If you thrive on tackling complex data extraction challenges, building highly scalable web crawlers, and ensuring large-scale scraping systems run flawlessly in production, this role is for you. You will be responsible for the entire lifecycle of our high-volume scraping pipelines, guaranteeing the data we collect is accurate, consistent, and delivered with speed.
Responsibilities
Design & Development: Develop, test, and deploy robust web scraping scripts and crawlers using advanced Python tools (Playwright, Selenium, Requests, BeautifulSoup, etc.).
Scalability: Architect and maintain asynchronous scraping systems capable of massive, large-scale data extraction.
Resilience: Implement, monitor, and optimize sophisticated anti-blocking strategies and proxy rotation to ensure high reliability and uptime.
Integration: Manage and automate data ingestion pipelines and seamless integrations with external REST APIs.
Operational Excellence: Debug, monitor, and continuously improve scraper performance, reliability, and data quality.
Collaboration: Partner with other engineers to enhance our core scraping infrastructure, tooling, logging, and monitoring systems.
DevOps Support: Assist with DevOps tasks, including Docker, CI/CD, and managing Linux environments.
Requirements
Core Experience: Proven, hands-on professional experience in high-volume web scraping and data extraction using Python.

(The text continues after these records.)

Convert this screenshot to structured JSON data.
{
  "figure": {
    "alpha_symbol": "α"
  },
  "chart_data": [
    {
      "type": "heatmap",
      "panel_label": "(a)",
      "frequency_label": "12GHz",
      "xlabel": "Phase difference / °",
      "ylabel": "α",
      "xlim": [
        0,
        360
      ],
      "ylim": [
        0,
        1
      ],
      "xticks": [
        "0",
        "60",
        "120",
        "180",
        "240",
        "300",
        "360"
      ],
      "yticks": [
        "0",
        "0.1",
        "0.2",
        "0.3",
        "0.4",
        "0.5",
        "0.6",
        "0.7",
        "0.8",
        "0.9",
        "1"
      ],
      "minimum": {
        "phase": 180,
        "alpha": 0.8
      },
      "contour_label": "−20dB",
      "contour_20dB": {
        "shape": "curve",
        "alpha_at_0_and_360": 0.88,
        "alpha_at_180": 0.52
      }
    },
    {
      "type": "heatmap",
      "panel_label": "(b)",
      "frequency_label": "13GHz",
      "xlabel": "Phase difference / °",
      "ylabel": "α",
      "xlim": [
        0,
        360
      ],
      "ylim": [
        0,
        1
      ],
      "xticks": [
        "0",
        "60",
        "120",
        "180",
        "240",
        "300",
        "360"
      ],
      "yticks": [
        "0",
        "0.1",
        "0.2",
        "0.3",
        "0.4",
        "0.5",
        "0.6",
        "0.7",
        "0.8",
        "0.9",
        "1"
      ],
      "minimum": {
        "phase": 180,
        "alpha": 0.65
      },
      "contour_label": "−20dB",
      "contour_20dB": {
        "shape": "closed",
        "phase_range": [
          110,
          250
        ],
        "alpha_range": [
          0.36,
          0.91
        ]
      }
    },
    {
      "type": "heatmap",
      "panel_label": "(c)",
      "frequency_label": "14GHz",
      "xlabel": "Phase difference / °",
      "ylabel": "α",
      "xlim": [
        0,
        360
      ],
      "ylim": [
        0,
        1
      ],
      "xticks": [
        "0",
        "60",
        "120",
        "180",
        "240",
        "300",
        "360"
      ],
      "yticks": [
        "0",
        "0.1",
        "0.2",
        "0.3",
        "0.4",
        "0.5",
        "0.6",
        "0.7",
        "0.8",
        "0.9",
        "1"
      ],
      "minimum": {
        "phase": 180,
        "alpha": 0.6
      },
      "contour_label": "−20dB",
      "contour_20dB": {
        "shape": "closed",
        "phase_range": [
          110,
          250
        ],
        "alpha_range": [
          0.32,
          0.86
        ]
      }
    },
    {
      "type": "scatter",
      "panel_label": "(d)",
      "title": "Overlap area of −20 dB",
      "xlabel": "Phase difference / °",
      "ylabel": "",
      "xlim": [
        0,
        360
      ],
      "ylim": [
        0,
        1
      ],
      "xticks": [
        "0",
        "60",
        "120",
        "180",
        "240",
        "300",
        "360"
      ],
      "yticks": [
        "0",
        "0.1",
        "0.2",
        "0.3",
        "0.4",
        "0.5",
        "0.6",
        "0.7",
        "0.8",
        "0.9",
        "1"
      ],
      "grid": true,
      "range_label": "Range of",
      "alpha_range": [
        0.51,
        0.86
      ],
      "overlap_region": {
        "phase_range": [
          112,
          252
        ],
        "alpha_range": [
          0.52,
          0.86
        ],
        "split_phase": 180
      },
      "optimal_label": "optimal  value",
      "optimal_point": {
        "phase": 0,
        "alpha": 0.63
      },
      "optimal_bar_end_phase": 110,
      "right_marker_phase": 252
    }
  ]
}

Technical Depth: Solid understanding of HTML parsing, browser automation techniques, and asynchronous programming.
Frameworks: Proficiency with leading web scraping frameworks (e.g., Playwright, Scrapy, or Selenium).
Web Knowledge: Strong knowledge of REST APIs, HTTP protocols, and effective proxy management.
Database Skills: Familiarity with both SQL and NoSQL databases for efficient data storage and processing.
Infrastructure: Experience with Docker, Linux environments, and version control (Git).
Communication: Fluent in English (written and spoken).
Mindset: Self-driven, detail-oriented, and capable of taking full ownership of significant projects.
Nice to Haves (Bonus Points)
Experience with advanced async libraries (e.g., asyncio)
Understanding of data quality validation and pipeline monitoring tools.
What they offer
Impact & Ownership: A high degree of freedom and the opportunity to have a meaningful, measurable impact on a growing scale-up business.
Flexibility: A high degree of flexibility – our client is a remote-first company and actively support remote work.
Growth: A competitive compensation package and dedicated support for your personal & professional development (ongoing training & coaching).
Team & Atmosphere: A great work atmosphere within a small, talented, and international team.
Office (Optional): A modern office located on the campus of Wildau Tech University, easily accessible by public transport (just outside Berlin).